La sociologue Anne-Chantal Hardy décrypte les raisons qui font que si peu de femmes accèdent aux lieux de pouvoir
Propos recueillis par François Béguin et Camille Stromboni Publié le 28 décembre 2018
La sociologue de la santé Anne-Chantal Hardy, directrice de recherche au CNRS, revient sur les raisons pour lesquelles si peu de femmes accèdent aux lieux de pouvoir dans le monde hospitalo-universitaire.
Pourquoi le monde hospitalo-universitaire n’a-t-il pas suivi la féminisation des professions médicales ?
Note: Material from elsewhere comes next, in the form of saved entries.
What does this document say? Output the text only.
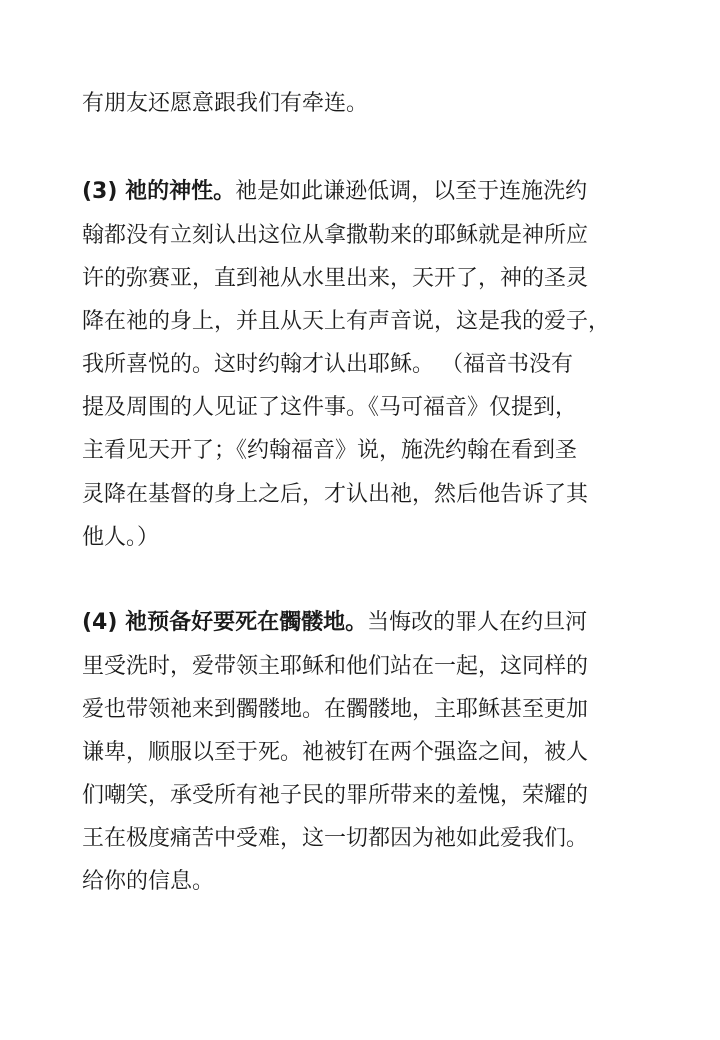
有朋友还愿意跟我们有牵连。
(3) 祂的神性。祂是如此谦逊低调，以至于连施洗约
翰都没有立刻认出这位从拿撒勒来的耶稣就是神所应
许的弥赛亚，直到祂从水里出来，天开了，神的圣灵
降在祂的身上，并且从天上有声音说，这是我的爱子，
我所喜悦的。这时约翰才认出耶稣。 （福音书没有
提及周围的人见证了这件事。《马可福音》仅提到，
主看见天开了；《约翰福音》说，施洗约翰在看到圣
灵降在基督的身上之后，才认出祂，然后他告诉了其
他人。）
(4) 祂预备好要死在髑髅地。当悔改的罪人在约旦河
里受洗时，爱带领主耶稣和他们站在一起，这同样的
爱也带领祂来到髑髅地。在髑髅地，主耶稣甚至更加
谦卑，顺服以至于死。祂被钉在两个强盗之间，被人
们嘲笑，承受所有祂子民的罪所带来的羞愧，荣耀的
王在极度痛苦中受难，这一切都因为祂如此爱我们。
给你的信息。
Aujourd’hui cela évolue doucement. Les spécialités se féminisent toutes un peu, mais à des rythmes très différents. Certaines sont en train de basculer vers l’équilibre. Il y a quelques années seulement qu’une femme est devenue urologue pour la première fois. Aucune citadelle n’est imprenable, mais il demeure des milieux, comme la chirurgie, où les femmes sont peu présentes et qui restent très durs pour elles. En médecine, elles n’ont jamais été en concurrence avec les hommes : elles sont arrivées, après la réforme de l’internat, là où les hommes n’allaient pas, d’où leur forte présence en médecine générale. Mais cette spécialité est quasiment absente du monde hospitalo-universitaire.
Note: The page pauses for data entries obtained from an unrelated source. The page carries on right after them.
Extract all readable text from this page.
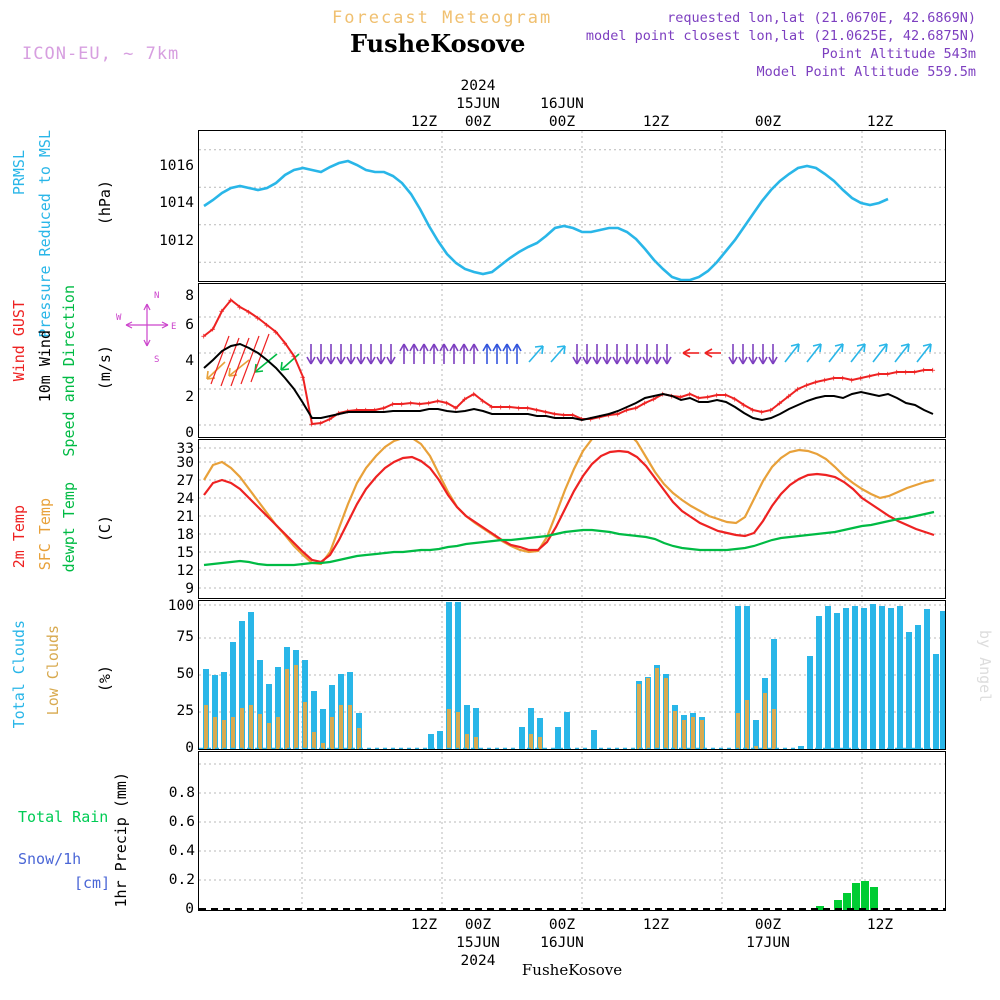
Forecast Meteogram
FusheKosove
ICON-EU, ~ 7km
requested lon,lat (21.0670E, 42.6869N)
model point closest lon,lat (21.0625E, 42.6875N)
Point Altitude 543m
Model Point Altitude 559.5m
by Angel
2024
15JUN
00Z
12Z
16JUN
00Z	12Z	00Z	12Z
1012
1014
1016
PRMSL Pressure Reduced to MSL	(hPa)
+
+
+
+
+ +
+
+
+
+
+
+
+ + +
+ + + + + + + + + + + + + +
+ +
+
+ + + + + + + + + + + + + + + + + + + + + + + + + + + +
+ + + +
+
+
+ + + + + + + + + + + + + + + +
0
2
4
6
8
Wind GUST 10m Wind Speed and Direction (m/s)
N
S
E
W
9
12
15
18
21
24
27
30
33
2m Temp SFC Temp dewpt Temp (C)
0
25
50
75
100
Total Clouds Low Clouds (%)
0
0.2
0.4
0.6
0.8
Total Rain
Snow/1h
[cm] 1hr Precip (mm)
00Z
15JUN
2024
12Z	00Z
16JUN
12Z	00Z
17JUN
12Z
FusheKosove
L’hôpital est-il un milieu conservateur ?
Le milieu hospitalier demeure excessivement machiste. Il faut rappeler que l’on part de loin : les facultés de médecine ont longtemps été fermées aux femmes, de même que les salles de garde aux femmes internes. Les fresques avec des dessins pornographiques, qui s’y étalent sur les murs, ne font débat que depuis peu. Le sexisme reste fort dans le milieu médical, où la sexuation du corps non malade est fortement présente.
La féminisation a été une petite révolution à l’hôpital, par exemple avec l’arrivée des demandes de congé maternité ! Il y a quelques années, j’entendais encore de jeunes internes tenter d’obtenir un emploi du temps avec moins de cinquante heures par semaine parce qu’elles étaient enceintes… Si elles veulent y arriver, elles ont intérêt à accepter n’importe quels horaires. Il y a des femmes qui ne prennent pas leur congé maternité.
N’y a-t-il pas aussi une autocensure des femmes vis-à-vis des postes de pouvoir ?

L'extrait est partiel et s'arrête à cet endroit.